XHYP-FM
- El Limón–Ciudad Mante, Tamaulipas; Mexico;
- Frequency: 93.9 MHz
- Branding: La Chabela 93.9

Programming
- Format: Regional Mexican

Ownership
- Owner: Organizacion Radiofónica Tamaulipeca; (Radiodifusora del Sur, S.A. de C.V.);
- Sister stations: XHECM-FM, XHRLM-FM, XHXO-FM, XHEMY-FM

History
- First air date: November 26, 1969 (concession)

Technical information
- Licensing authority: CRT
- Class: B1
- ERP: 25 kW
- HAAT: 22.96 m
- Transmitter coordinates: 22°50′00″N 99°00′00″W﻿ / ﻿22.83333°N 99.00000°W

Links
- Website: ort.com.mx/la-chabela-93-9-fm

= XHYP-FM =

Radio station in Ciudad Mante, Tamaulipas

XHYP-FM is a radio station in Ciudad Mante, Tamaulipas. It broadcasts on 93.9 FM from a transmitter in the neighboring municipality of El Limón and carries a Regional Mexican format known as La Chabela 93.9.

==History==
XEYP-AM 1520 was awarded to Enrique Cárdenas González in 1964 and received its concession five years later.

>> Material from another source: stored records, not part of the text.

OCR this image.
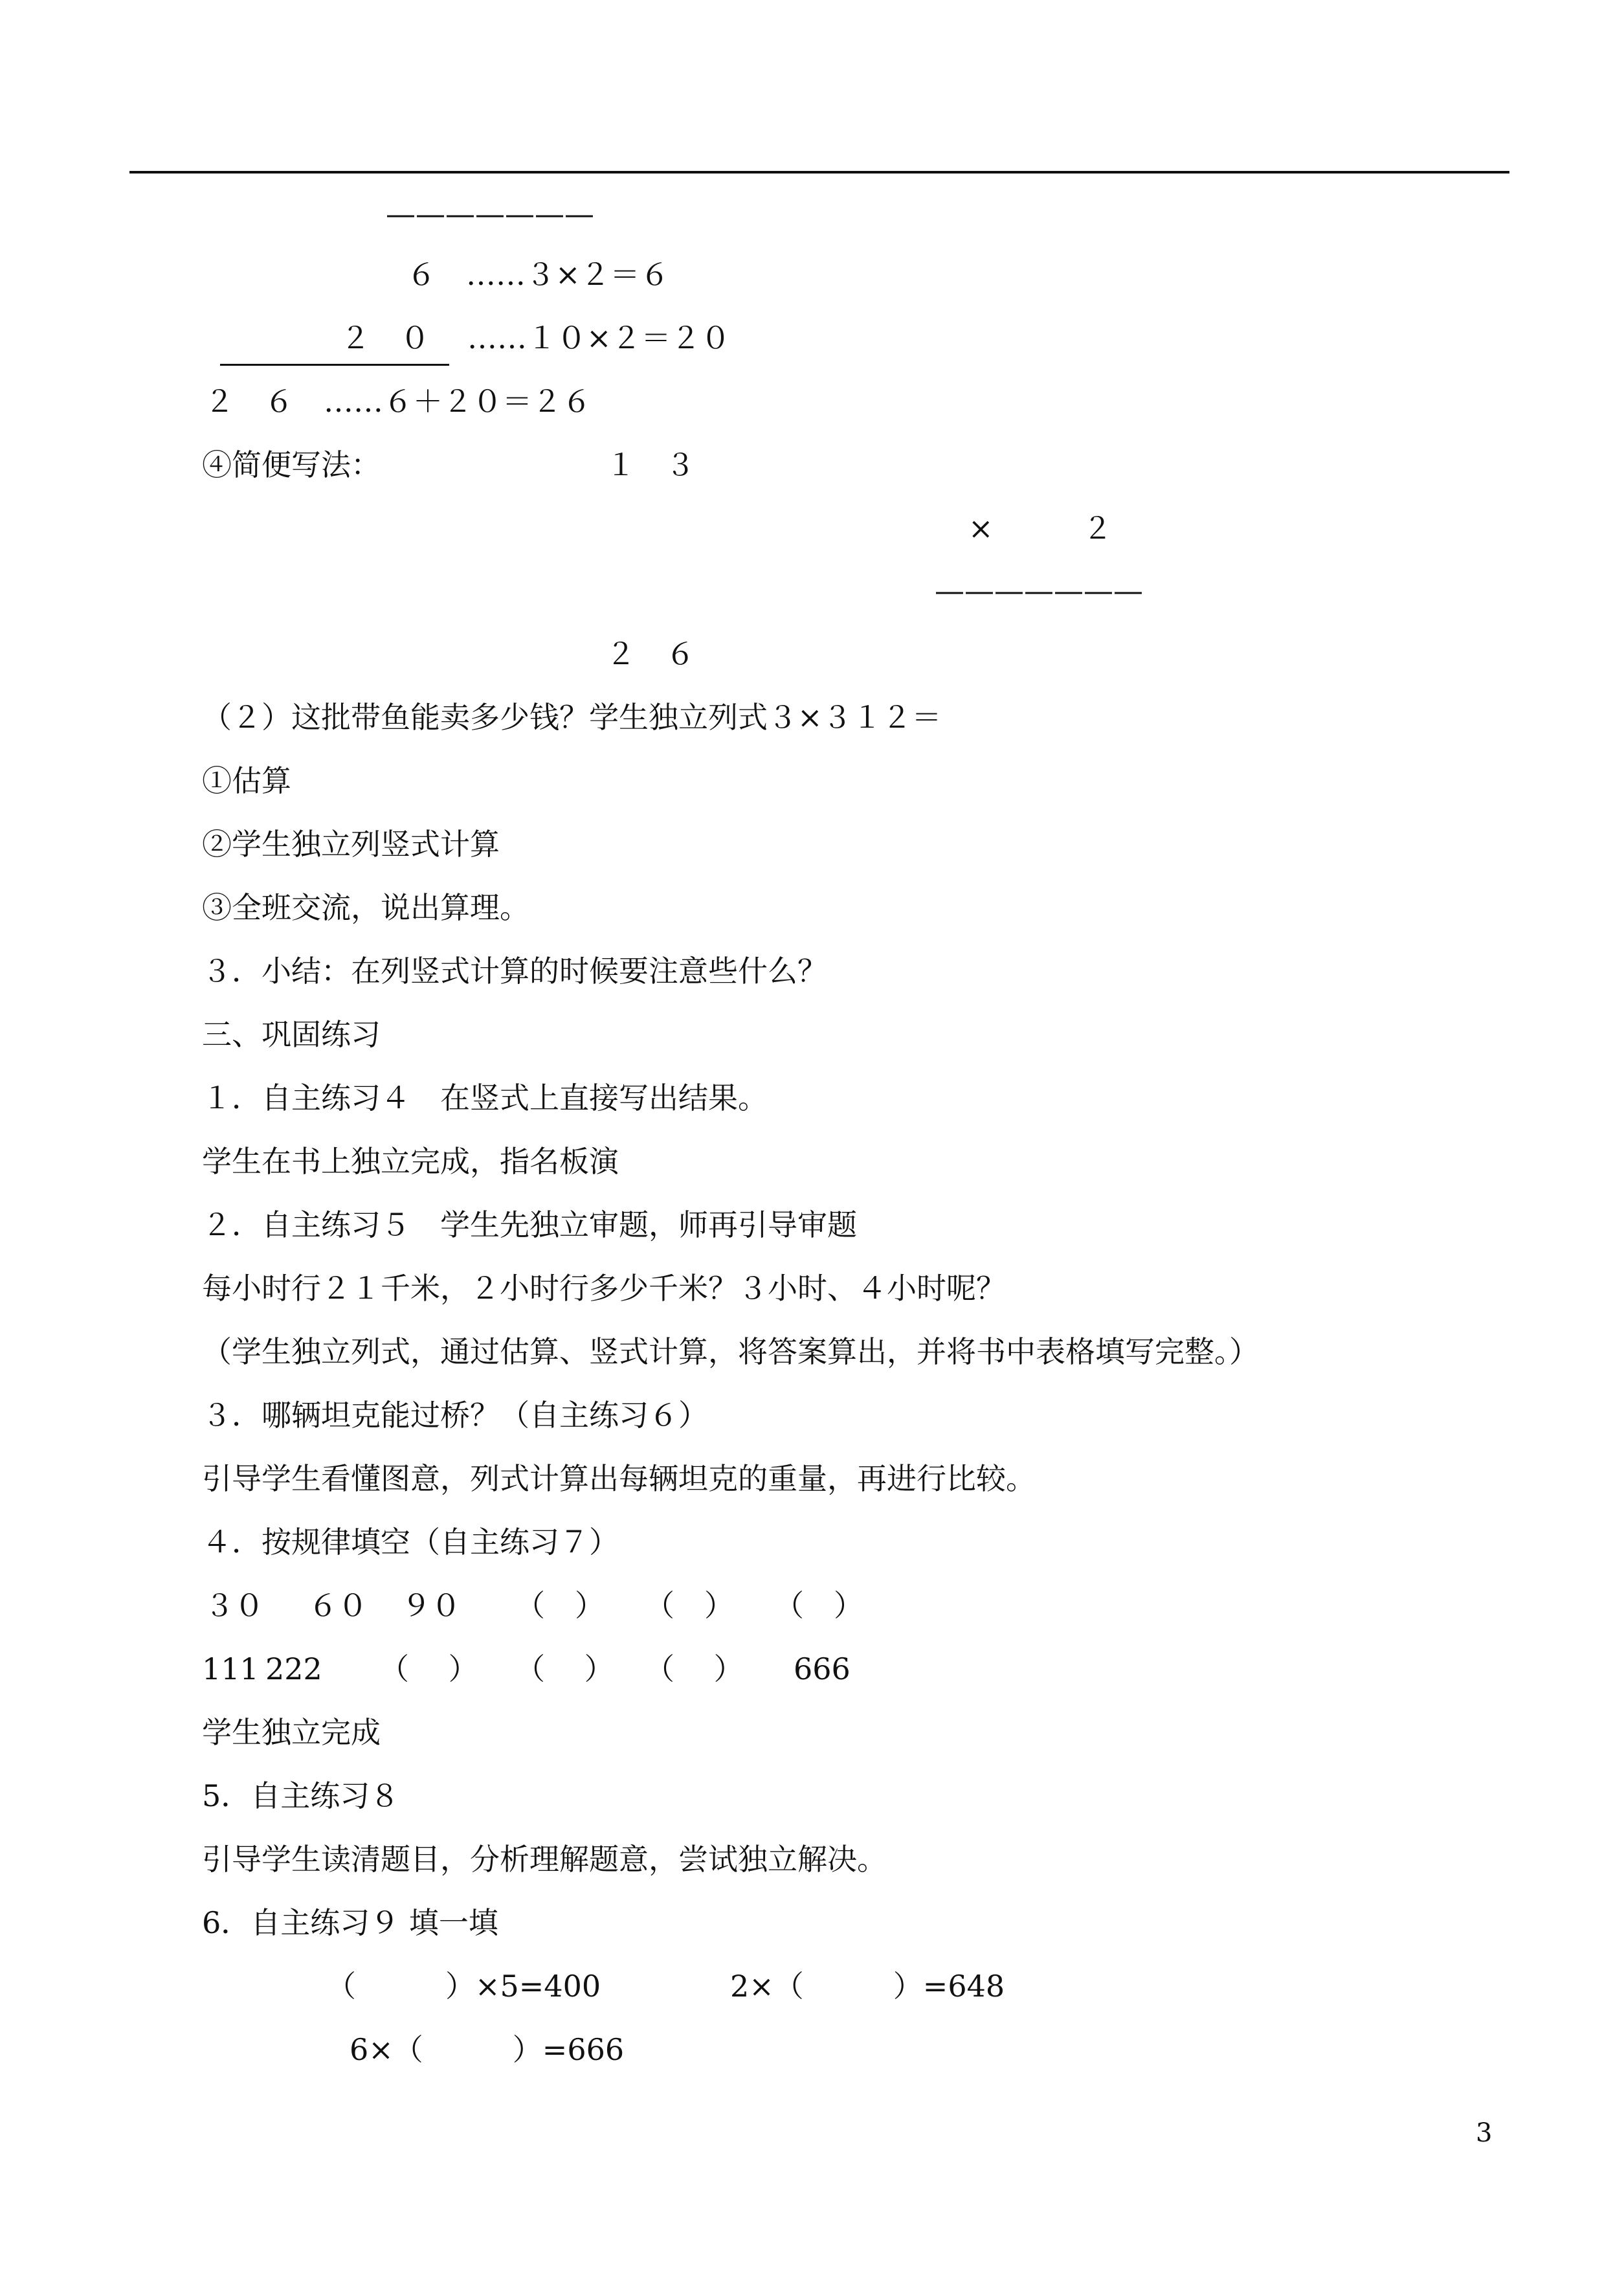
———————
６　……３×２＝６
２　０ ……１０×２＝２０
２　６　……６＋２０＝２６
④简便写法：	１　３
×　　　２
———————
２　６
（２）这批带鱼能卖多少钱？学生独立列式３×３１２＝
①估算
②学生独立列竖式计算
③全班交流，说出算理。
３．小结：在列竖式计算的时候要注意些什么？
三、巩固练习
１．自主练习４　在竖式上直接写出结果。
学生在书上独立完成，指名板演
２．自主练习５　学生先独立审题，师再引导审题
每小时行２１千米，２小时行多少千米？３小时、４小时呢？
（学生独立列式，通过估算、竖式计算，将答案算出，并将书中表格填写完整。）
３．哪辆坦克能过桥？（自主练习６）
引导学生看懂图意，列式计算出每辆坦克的重量，再进行比较。
４．按规律填空（自主练习７）
３０ ６０ ９０ （　） （　） （　）
111 222 （　 ） （　 ） （　 ） 666
学生独立完成
5．自主练习８
引导学生读清题目，分析理解题意，尝试独立解决。
6．自主练习９ 填一填
（　　　）×5=400	2×（　　　）=648
6×（　　　）=666
3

It was cleared to migrate to FM in December 2011.

In January 2017, XHYP flipped from Imagen Radio to Di 93.9, an English-language classic hits format. The branding and format were changed again in July 2020 adopted name La Chabela with classic and modern Regional Mexican.